Brazil central bank wants inflation next year “around” the 3.25% target but below 4%, its chief, Roberto Campos Neto, said on June 23, as policymakers raise interest rates to cool rising consumer prices in Latin America’s most sizeable economy.
When it hiked its key interest rate to 13.25% a week ago and scheduled another hike for August, the central bank of Brazil said it was seeking to ensure inflation next year came close “around the target” instead of “to its target.”
“Around is less than 4%, just to make that very clear,” Campos Neto said in an online news conference. He reiterated the central bank’s guidance that interest rates would increase and remain in significantly contractionary territory for longer to tackle inflation.
Consumer prices climbed at an 11.7 percentage point rate in the 12 months through May.

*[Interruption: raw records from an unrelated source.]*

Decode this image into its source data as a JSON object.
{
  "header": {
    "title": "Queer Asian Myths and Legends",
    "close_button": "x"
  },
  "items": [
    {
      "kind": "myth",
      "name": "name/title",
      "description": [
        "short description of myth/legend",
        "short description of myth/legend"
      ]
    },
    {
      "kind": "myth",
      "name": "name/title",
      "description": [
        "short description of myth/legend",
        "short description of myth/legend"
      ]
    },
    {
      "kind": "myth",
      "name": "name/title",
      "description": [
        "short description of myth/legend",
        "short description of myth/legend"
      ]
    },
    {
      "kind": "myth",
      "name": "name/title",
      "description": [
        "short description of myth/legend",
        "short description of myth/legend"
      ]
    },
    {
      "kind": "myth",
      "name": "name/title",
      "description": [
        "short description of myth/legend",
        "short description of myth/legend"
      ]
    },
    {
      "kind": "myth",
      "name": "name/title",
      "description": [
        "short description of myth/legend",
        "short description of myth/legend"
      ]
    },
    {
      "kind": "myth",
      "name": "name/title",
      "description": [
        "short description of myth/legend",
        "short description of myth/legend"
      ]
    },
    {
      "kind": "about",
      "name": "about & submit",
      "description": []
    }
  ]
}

According to Campos Neto, that strategy is essential owing to uncertainty marking Brazil’s inflation path.
Despite government proposals to reduce fuel prices, Campos Neto said policymakers have not witnessed an appropriate change in the balance of risks for inflation, which he argued were still not titled to the upside.
On a more optimistic note, the central bank earlier on Thursday elevated its economic growth outlook for this year to 1.7% from 1%, because of a higher-than-expected performance in the first quarter.Buy Crypto Now
When questioned about Brazilian presidential candidate Luiz Inacio Lula da Silva’s economic program and its disapproval of the country’s “passive orientation towards exchange rate policy in recent years,” Campos Neto said the central bank advocates for a floating exchange rate and will stand by that stance.
Lula, a leftist former president, is ahead of far-right President Jair Bolsonaro in opinion polls prior to the October 2 elections.